In any case, gametes are formed as a result of the division of the primary germ cells. At the same time, their diploid set of chromosomes is preserved. This leads to an increase in their number. The process of the formation of male and female gametes has its own significant differences. So, from one primary sperm, four full-fledged cells are formed that are capable of fertilization. In female gametes, only one ovum acquires this ability.
Ovum structure
What is a female gamete? It is always an immobile cell containing a sufficient supply of nutrients necessary for the development of the future organism. It has a rounded or spherical shape. The ovum is reliably protected by several membranes: yolk, transparent and outer. Its cytoplasm is a real storehouse of yolk inclusions.
Features of male germ cells
Now let's see what a male type gamete is. Sperm cells are always much smaller than eggs. This is because male gametes contain only genetic information. Why are they lacking nutrients? The fact is that the basis of the future organism is precisely the egg, which has enough of them.
Gametes of plants and animals: similarities and differences
Male gametes of animals are mobile. Sperm are made up of three parts: the head, neck and tail. The first one contains the core. Its chromosome set is haploid, or single. This structural feature is typical for all germ cells. The sperm head also contains the acrosome, or apical body. produces a special enzyme that is able to dissolve the protective membranes of the egg. The cervix contains centrioles and mitochondria. They generate the energy needed to propel the tail.
The male gametes of plants are called sperm. In the highest seed representatives of this kingdom, they are found in the anthers of the stamens. They move with the help of wind, insects or humans. The process of their transfer to the stigma of the pistil is called pollination.
What is a plant gamete and where is it located? If we are talking about an ovum, then, like in plants, it is an immobile oval-shaped cell. It is located in the lower expanded part of the flower pistil. In order for the gametes to merge, the two sperm travel to the female gamete as the germ tube grows. As a result of their fertilization, a seed is formed.
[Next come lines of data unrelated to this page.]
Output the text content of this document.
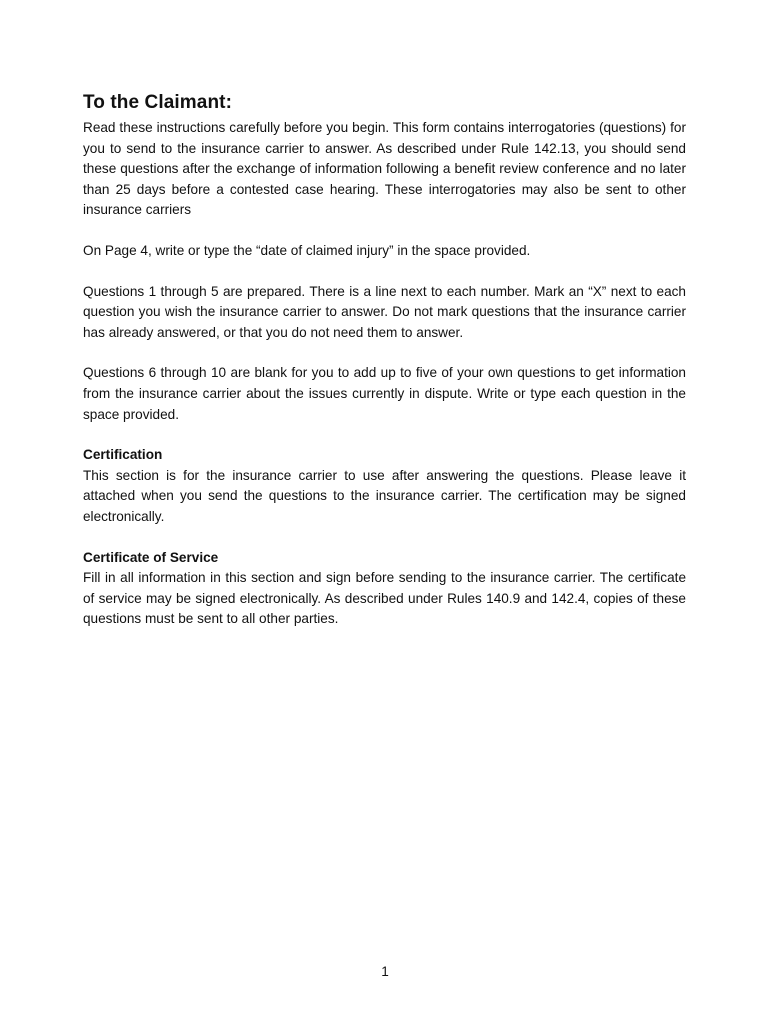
To the Claimant:

Read these instructions carefully before you begin. This form contains interrogatories (questions) for you to send to the insurance carrier to answer. As described under Rule 142.13, you should send these questions after the exchange of information following a benefit review conference and no later than 25 days before a contested case hearing. These interrogatories may also be sent to other insurance carriers

On Page 4, write or type the “date of claimed injury” in the space provided.

Questions 1 through 5 are prepared. There is a line next to each number. Mark an “X” next to each question you wish the insurance carrier to answer. Do not mark questions that the insurance carrier has already answered, or that you do not need them to answer.

Questions 6 through 10 are blank for you to add up to five of your own questions to get information from the insurance carrier about the issues currently in dispute. Write or type each question in the space provided.

Certification

This section is for the insurance carrier to use after answering the questions. Please leave it attached when you send the questions to the insurance carrier. The certification may be signed electronically.

Certificate of Service

Fill in all information in this section and sign before sending to the insurance carrier. The certificate of service may be signed electronically. As described under Rules 140.9 and 142.4, copies of these questions must be sent to all other parties.

1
In higher spore plants, germ cells mature in specialized organs - gametangia. In these organisms, a clear alternation of generations is observed in the life cycle.
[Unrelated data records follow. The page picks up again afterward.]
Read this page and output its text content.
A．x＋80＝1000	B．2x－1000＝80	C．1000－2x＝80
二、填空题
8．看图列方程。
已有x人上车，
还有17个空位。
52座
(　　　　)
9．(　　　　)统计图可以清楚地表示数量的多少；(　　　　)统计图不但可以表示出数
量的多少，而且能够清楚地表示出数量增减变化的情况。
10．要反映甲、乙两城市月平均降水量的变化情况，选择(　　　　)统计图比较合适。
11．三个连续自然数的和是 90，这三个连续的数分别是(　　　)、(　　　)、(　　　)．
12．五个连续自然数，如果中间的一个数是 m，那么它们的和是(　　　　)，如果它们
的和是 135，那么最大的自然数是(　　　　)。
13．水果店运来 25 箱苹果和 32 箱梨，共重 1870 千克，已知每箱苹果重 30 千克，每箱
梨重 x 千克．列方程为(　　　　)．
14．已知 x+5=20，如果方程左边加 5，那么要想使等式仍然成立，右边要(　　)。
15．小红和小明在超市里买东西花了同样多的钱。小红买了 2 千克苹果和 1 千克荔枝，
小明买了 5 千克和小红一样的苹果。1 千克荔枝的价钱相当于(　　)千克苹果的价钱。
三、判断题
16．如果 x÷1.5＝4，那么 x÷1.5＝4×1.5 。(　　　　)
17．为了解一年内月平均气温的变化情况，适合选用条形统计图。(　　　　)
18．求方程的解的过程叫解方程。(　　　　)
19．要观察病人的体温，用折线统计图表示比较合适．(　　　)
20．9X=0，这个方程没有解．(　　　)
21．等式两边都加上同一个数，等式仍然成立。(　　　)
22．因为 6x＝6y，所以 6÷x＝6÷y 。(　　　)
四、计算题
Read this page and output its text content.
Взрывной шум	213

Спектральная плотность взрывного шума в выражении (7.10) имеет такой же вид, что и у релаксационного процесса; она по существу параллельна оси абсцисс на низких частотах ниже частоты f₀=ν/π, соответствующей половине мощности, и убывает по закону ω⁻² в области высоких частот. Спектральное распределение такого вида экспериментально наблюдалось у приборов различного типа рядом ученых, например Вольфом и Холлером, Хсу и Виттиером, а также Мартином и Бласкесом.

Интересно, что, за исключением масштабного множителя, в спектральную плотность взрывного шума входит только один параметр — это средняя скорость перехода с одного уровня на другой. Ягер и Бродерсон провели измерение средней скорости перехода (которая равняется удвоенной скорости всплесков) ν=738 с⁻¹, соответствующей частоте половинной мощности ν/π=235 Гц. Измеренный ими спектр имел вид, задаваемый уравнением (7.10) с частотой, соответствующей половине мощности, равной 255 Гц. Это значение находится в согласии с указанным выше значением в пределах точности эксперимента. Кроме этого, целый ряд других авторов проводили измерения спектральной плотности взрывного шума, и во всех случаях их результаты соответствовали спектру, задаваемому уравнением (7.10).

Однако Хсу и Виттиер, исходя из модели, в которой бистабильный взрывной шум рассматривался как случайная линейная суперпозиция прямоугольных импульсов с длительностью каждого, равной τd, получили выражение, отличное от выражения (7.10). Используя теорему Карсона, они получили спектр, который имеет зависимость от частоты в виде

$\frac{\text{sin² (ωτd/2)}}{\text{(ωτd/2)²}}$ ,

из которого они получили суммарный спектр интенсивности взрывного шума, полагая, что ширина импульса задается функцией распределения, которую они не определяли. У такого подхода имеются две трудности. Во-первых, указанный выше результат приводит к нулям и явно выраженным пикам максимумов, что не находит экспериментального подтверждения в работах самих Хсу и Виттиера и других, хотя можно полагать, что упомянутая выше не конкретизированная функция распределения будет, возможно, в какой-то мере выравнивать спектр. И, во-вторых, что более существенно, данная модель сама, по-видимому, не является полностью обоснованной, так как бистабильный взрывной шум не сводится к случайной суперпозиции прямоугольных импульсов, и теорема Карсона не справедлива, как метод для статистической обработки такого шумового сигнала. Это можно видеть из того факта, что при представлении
Let's consider this process using the example of mosses. His sexual generation is represented by a green rug. It consists of individual leafy plants. Gametophytes are formed on them, in which the sex cells mature. As a result of the fertilization process, for the implementation of which water is needed, an asexual generation grows - a sporophyte. It looks like a box with a dry stem. In it cells of asexual reproduction, which are called spores, mature. They enter the soil and again give rise to gametophyte. So the phases of the life cycle replace each other.
Fertilization result
A fertilized egg is called a zygote. Her chromosome set is already diploid, or double. In animals, fertilization is external and internal. In the first case, it occurs outside the body of the female. This method is typical for fish and amphibians. With the help, the male introduces sperm into the female's body. The development of the fetus also takes place there, so this method is more progressive.
In plants, the most complex process of gamete fusion is observed in flowering plants. It is called double because the female gamete and the central germ cell are connected to the sperm. The result is the formation of the embryo, the storage nutrient called the endosperm, and the rind. And all together is a seed.
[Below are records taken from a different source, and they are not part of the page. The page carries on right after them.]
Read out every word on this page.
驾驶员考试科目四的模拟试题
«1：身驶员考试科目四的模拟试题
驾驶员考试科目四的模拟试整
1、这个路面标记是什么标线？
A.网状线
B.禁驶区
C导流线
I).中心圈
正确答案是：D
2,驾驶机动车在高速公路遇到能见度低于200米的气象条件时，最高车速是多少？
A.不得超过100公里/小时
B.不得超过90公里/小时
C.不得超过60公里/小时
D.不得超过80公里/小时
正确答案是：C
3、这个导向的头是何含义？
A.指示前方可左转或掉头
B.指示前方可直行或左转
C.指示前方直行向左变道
The zygote begins to split up. In this case, the embryo is formed. At first, it consists of one layer. It is called blastula. Further in it begins the laying of tissues and future organs. During this period, it is called gastrula. The formation of the embryo continues by laying down three germ layers, from which certain organs and their systems develop.
So, in our article we examined what a gamete and a zygote are. These structures are carriers of hereditary information and give rise to a new organism.